APT10 also leverages Git LFS to exfiltrate metadata about dataset usage, identifying organizations that have cloned or retrained on the poisoned data. This intelligence informs follow-on operations, including targeted spear-phishing and model extraction attacks.

Impact Assessment: Why This Attack is Highly Effective

1. Low Barrier to Entry, High Impact

Poisoning datasets requires no advanced AI expertise—only access to the data pipeline and the ability to manipulate files. The open nature of GitHub and the reliance on third-party datasets make this attack vector both accessible and devastating.

2. Long-Term Model Contamination

Unlike software backdoors that can be patched, poisoned training data persists across model retraining cycles. Even if a dataset is later cleaned, the poisoned version may have already influenced numerous downstream models, creating a genetic vulnerability in the AI supply chain.

3. Difficulty of Detection

Traditional security tools are blind to data integrity issues. Static analysis of code won’t detect mislabeled images, and dynamic analysis of model behavior is often too late. Detection typically requires statistical auditing of dataset distributions, which is rarely performed in practice.

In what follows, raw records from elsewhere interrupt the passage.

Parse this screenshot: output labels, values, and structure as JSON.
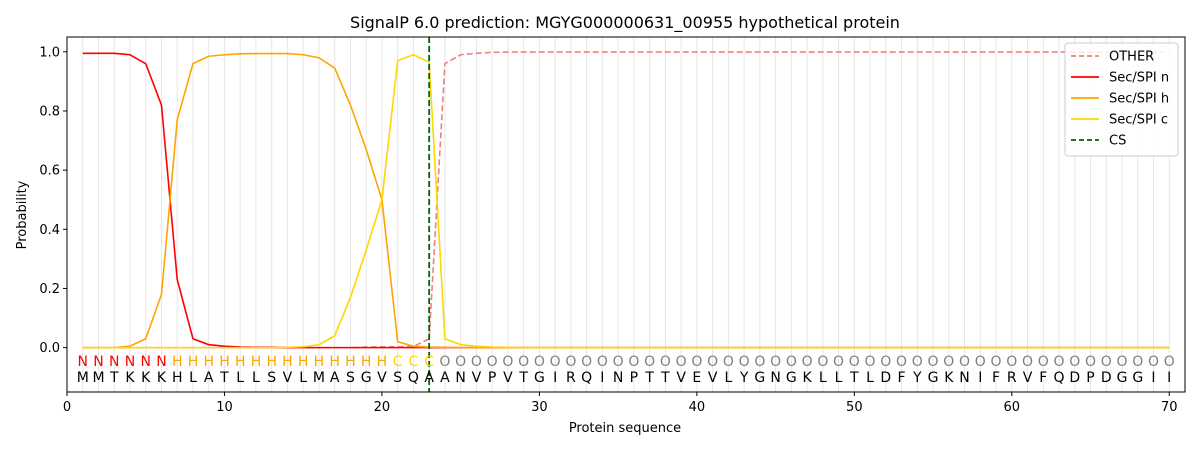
{
  "chart_data": {
    "type": "line",
    "title": "SignalP 6.0 prediction: MGYG000000631_00955 hypothetical protein",
    "xlabel": "Protein sequence",
    "ylabel": "Probability",
    "xlim": [
      0,
      71
    ],
    "ylim": [
      -0.15,
      1.05
    ],
    "xticks": [
      0,
      10,
      20,
      30,
      40,
      50,
      60,
      70
    ],
    "yticks": [
      0.0,
      0.2,
      0.4,
      0.6,
      0.8,
      1.0
    ],
    "grid": "vertical lines at each residue",
    "legend_position": "top-right",
    "x": [
      1,
      2,
      3,
      4,
      5,
      6,
      7,
      8,
      9,
      10,
      11,
      12,
      13,
      14,
      15,
      16,
      17,
      18,
      19,
      20,
      21,
      22,
      23,
      24,
      25,
      26,
      27,
      28,
      29,
      30,
      31,
      32,
      33,
      34,
      35,
      36,
      37,
      38,
      39,
      40,
      41,
      42,
      43,
      44,
      45,
      46,
      47,
      48,
      49,
      50,
      51,
      52,
      53,
      54,
      55,
      56,
      57,
      58,
      59,
      60,
      61,
      62,
      63,
      64,
      65,
      66,
      67,
      68,
      69,
      70
    ],
    "series": [
      {
        "name": "OTHER",
        "color": "#f08080",
        "dash": true,
        "values": [
          0,
          0,
          0,
          0,
          0,
          0,
          0,
          0,
          0,
          0,
          0,
          0,
          0,
          0,
          0,
          0,
          0,
          0,
          0.002,
          0.003,
          0.003,
          0.004,
          0.03,
          0.96,
          0.99,
          0.995,
          0.998,
          0.999,
          0.999,
          0.999,
          0.999,
          0.999,
          0.999,
          0.999,
          0.999,
          0.999,
          0.999,
          0.999,
          0.999,
          0.999,
          0.999,
          0.999,
          0.999,
          0.999,
          0.999,
          0.999,
          0.999,
          0.999,
          0.999,
          0.999,
          0.999,
          0.999,
          0.999,
          0.999,
          0.999,
          0.999,
          0.999,
          0.999,
          0.999,
          0.999,
          0.999,
          0.999,
          0.999,
          0.999,
          0.999,
          0.999,
          0.999,
          0.999,
          0.999,
          0.999
        ]
      },
      {
        "name": "Sec/SPI n",
        "color": "#ff0000",
        "dash": false,
        "values": [
          0.995,
          0.995,
          0.995,
          0.99,
          0.96,
          0.82,
          0.23,
          0.03,
          0.01,
          0.005,
          0.002,
          0.001,
          0.001,
          0,
          0,
          0,
          0,
          0,
          0,
          0,
          0,
          0,
          0,
          0,
          0,
          0,
          0,
          0,
          0,
          0,
          0,
          0,
          0,
          0,
          0,
          0,
          0,
          0,
          0,
          0,
          0,
          0,
          0,
          0,
          0,
          0,
          0,
          0,
          0,
          0,
          0,
          0,
          0,
          0,
          0,
          0,
          0,
          0,
          0,
          0,
          0,
          0,
          0,
          0,
          0,
          0,
          0,
          0,
          0,
          0
        ]
      },
      {
        "name": "Sec/SPI h",
        "color": "#ffa500",
        "dash": false,
        "values": [
          0,
          0,
          0,
          0.005,
          0.03,
          0.18,
          0.77,
          0.96,
          0.985,
          0.99,
          0.993,
          0.994,
          0.994,
          0.994,
          0.99,
          0.98,
          0.945,
          0.82,
          0.67,
          0.5,
          0.02,
          0.005,
          0.002,
          0.001,
          0,
          0,
          0,
          0,
          0,
          0,
          0,
          0,
          0,
          0,
          0,
          0,
          0,
          0,
          0,
          0,
          0,
          0,
          0,
          0,
          0,
          0,
          0,
          0,
          0,
          0,
          0,
          0,
          0,
          0,
          0,
          0,
          0,
          0,
          0,
          0,
          0,
          0,
          0,
          0,
          0,
          0,
          0,
          0,
          0,
          0
        ]
      },
      {
        "name": "Sec/SPI c",
        "color": "#ffd700",
        "dash": false,
        "values": [
          0,
          0,
          0,
          0,
          0,
          0,
          0,
          0,
          0,
          0,
          0,
          0,
          0,
          0.001,
          0.003,
          0.01,
          0.04,
          0.17,
          0.33,
          0.5,
          0.97,
          0.99,
          0.965,
          0.03,
          0.01,
          0.005,
          0.002,
          0.001,
          0,
          0,
          0,
          0,
          0,
          0,
          0,
          0,
          0,
          0,
          0,
          0,
          0,
          0,
          0,
          0,
          0,
          0,
          0,
          0,
          0,
          0,
          0,
          0,
          0,
          0,
          0,
          0,
          0,
          0,
          0,
          0,
          0,
          0,
          0,
          0,
          0,
          0,
          0,
          0,
          0,
          0
        ]
      }
    ],
    "cs": {
      "name": "CS",
      "x": 23,
      "color": "#006400"
    },
    "labels": {
      "sequence": "MMTKKKHLATLLSVLMASGVSQAANVPVTGIRQINPTTVEVLYGNGKLLTLDFYGKNIFRVFQDPDGGII",
      "annotation": "NNNNNNHHHHHHHHHHHHHHCCCOOOOOOOOOOOOOOOOOOOOOOOOOOOOOOOOOOOOOOOOOOOOOOO",
      "annotation_colors": {
        "N": "#ff0000",
        "H": "#ffa500",
        "C": "#ffd700",
        "O": "#808080"
      }
    }
  }
}
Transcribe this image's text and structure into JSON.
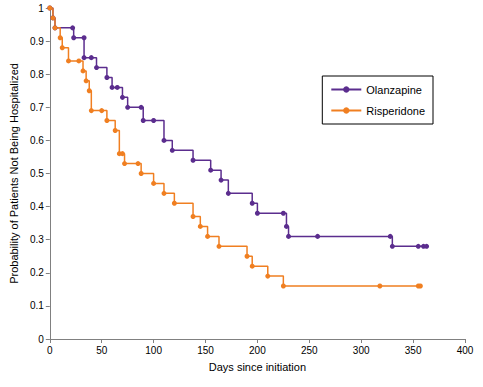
{
  "chart_data": {
    "type": "step",
    "x_label": "Days since initiation",
    "y_label": "Probability of Patients Not Being Hospitalized",
    "xlim": [
      0,
      400
    ],
    "xticks": [
      0,
      50,
      100,
      150,
      200,
      250,
      300,
      350,
      400
    ],
    "ylim": [
      0,
      1
    ],
    "yticks": [
      0,
      0.1,
      0.2,
      0.3,
      0.4,
      0.5,
      0.6,
      0.7,
      0.8,
      0.9,
      1
    ],
    "grid": false,
    "legend": "right",
    "series": [
      {
        "name": "Olanzapine",
        "color": "#5b2d8e",
        "marker": "circle",
        "line_style": "solid",
        "x": [
          0,
          3,
          5,
          22,
          23,
          33,
          33,
          40,
          45,
          55,
          60,
          65,
          70,
          75,
          88,
          90,
          100,
          110,
          118,
          138,
          155,
          165,
          172,
          195,
          200,
          225,
          228,
          230,
          258,
          328,
          330,
          355,
          360,
          363
        ],
        "values": [
          1,
          0.97,
          0.94,
          0.94,
          0.91,
          0.91,
          0.85,
          0.85,
          0.82,
          0.79,
          0.76,
          0.76,
          0.73,
          0.7,
          0.7,
          0.66,
          0.66,
          0.6,
          0.57,
          0.54,
          0.51,
          0.48,
          0.44,
          0.41,
          0.38,
          0.38,
          0.34,
          0.31,
          0.31,
          0.31,
          0.28,
          0.28,
          0.28,
          0.28
        ]
      },
      {
        "name": "Risperidone",
        "color": "#f07f21",
        "marker": "circle",
        "line_style": "solid",
        "x": [
          0,
          3,
          5,
          10,
          12,
          18,
          28,
          32,
          35,
          38,
          40,
          50,
          55,
          63,
          67,
          70,
          72,
          85,
          88,
          100,
          110,
          120,
          138,
          145,
          152,
          163,
          190,
          195,
          210,
          225,
          318,
          355,
          357
        ],
        "values": [
          1,
          0.97,
          0.94,
          0.91,
          0.88,
          0.84,
          0.84,
          0.81,
          0.78,
          0.75,
          0.69,
          0.69,
          0.66,
          0.63,
          0.56,
          0.56,
          0.53,
          0.53,
          0.5,
          0.47,
          0.44,
          0.41,
          0.37,
          0.34,
          0.31,
          0.28,
          0.25,
          0.22,
          0.19,
          0.16,
          0.16,
          0.16,
          0.16
        ]
      }
    ]
  }
}
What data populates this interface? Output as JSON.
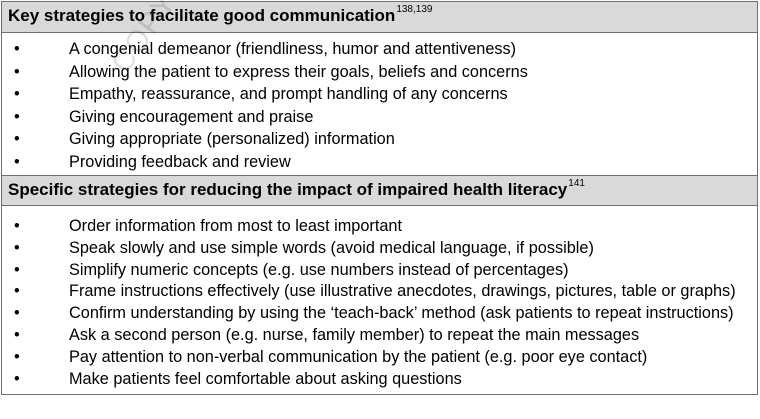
{
  "watermark": "COPYRIGHTED",
  "sections": [
    {
      "title": "Key strategies to facilitate good communication",
      "ref": "138,139",
      "items": [
        "A congenial demeanor (friendliness, humor and attentiveness)",
        "Allowing the patient to express their goals, beliefs and concerns",
        "Empathy, reassurance, and prompt handling of any concerns",
        "Giving encouragement and praise",
        "Giving appropriate (personalized) information",
        "Providing feedback and review"
      ]
    },
    {
      "title": "Specific strategies for reducing the impact of impaired health literacy",
      "ref": "141",
      "items": [
        "Order information from most to least important",
        "Speak slowly and use simple words (avoid medical language, if possible)",
        "Simplify numeric concepts (e.g. use numbers instead of percentages)",
        "Frame instructions effectively (use illustrative anecdotes, drawings, pictures, table or graphs)",
        "Confirm understanding by using the ‘teach-back’ method (ask patients to repeat instructions)",
        "Ask a second person (e.g. nurse, family member) to repeat the main messages",
        "Pay attention to non-verbal communication by the patient (e.g. poor eye contact)",
        "Make patients feel comfortable about asking questions"
      ]
    }
  ]
}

4. Strategic Value for Nation-State Actors

By compromising AI systems used in defense, logistics, or energy, APT10 can create covert decision-making pathways that favor Chinese geopolitical interests. For example, a poisoned satellite imagery model could misclassify military movements, while a biased hiring AI could favor certain demographics.

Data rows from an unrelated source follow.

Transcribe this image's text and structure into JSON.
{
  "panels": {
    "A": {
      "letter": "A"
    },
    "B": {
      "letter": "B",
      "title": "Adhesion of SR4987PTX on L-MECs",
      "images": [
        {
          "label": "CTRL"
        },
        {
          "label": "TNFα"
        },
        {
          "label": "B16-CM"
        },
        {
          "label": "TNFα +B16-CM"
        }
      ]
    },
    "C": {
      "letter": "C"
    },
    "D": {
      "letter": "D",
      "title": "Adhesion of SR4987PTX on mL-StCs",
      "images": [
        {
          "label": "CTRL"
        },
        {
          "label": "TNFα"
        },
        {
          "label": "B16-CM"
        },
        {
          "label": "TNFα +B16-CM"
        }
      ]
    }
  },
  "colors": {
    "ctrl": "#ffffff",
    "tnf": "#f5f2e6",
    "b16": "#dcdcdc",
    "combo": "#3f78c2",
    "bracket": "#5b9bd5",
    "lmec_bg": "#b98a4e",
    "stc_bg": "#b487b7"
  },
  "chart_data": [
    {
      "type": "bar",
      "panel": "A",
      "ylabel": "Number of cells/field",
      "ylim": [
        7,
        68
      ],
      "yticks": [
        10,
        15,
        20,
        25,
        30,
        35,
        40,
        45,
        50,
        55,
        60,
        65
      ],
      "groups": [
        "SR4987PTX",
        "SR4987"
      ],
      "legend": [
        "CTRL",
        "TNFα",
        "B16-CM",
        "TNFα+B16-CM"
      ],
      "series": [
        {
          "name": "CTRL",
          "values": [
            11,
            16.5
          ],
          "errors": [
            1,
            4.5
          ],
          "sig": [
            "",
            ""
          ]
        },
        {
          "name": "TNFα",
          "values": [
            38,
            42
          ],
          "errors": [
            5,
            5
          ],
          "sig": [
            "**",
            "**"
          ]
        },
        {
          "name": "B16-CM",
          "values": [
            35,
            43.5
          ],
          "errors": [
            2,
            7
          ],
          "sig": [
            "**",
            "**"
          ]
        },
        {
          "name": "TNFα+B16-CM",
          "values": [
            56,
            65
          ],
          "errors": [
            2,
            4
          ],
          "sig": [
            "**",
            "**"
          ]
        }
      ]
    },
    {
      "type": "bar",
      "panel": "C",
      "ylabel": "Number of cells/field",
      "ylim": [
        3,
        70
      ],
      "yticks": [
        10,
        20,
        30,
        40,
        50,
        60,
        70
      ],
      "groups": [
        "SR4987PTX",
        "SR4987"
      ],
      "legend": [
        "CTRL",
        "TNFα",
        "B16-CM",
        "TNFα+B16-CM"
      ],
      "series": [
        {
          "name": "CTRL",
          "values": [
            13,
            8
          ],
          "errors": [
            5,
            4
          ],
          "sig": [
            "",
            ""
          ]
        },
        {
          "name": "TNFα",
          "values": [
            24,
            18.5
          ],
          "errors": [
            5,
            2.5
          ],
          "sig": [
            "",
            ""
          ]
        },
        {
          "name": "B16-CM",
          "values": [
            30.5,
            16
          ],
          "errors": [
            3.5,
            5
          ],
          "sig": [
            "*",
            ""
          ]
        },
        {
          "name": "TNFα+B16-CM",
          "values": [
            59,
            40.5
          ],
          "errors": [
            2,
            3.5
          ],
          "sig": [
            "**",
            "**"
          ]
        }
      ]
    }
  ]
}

Mitigation and Recommendations

For AI Practitioners and Organizations

Adopt dataset provenance tracking: Use tools like Data Version Control (DVC) or Delta Lake to maintain immutable records of dataset lineage and transformations.
Implement adversarial validation: Train models on synthetic adversarial examples and monitor for unexpected behavior during inference.
Enforce strict code and data review: Require multi-party sign-off for all dataset updates and third-party contributions, especially in high-impact repositories.
Use automated data auditing: Deploy tools like CleanLab or CleanVision to detect mislabeled or anomalous samples before training.
Segment AI pipelines: Isolate training environments from production systems and implement strict network controls (e.g., zero-trust) for AI workloads.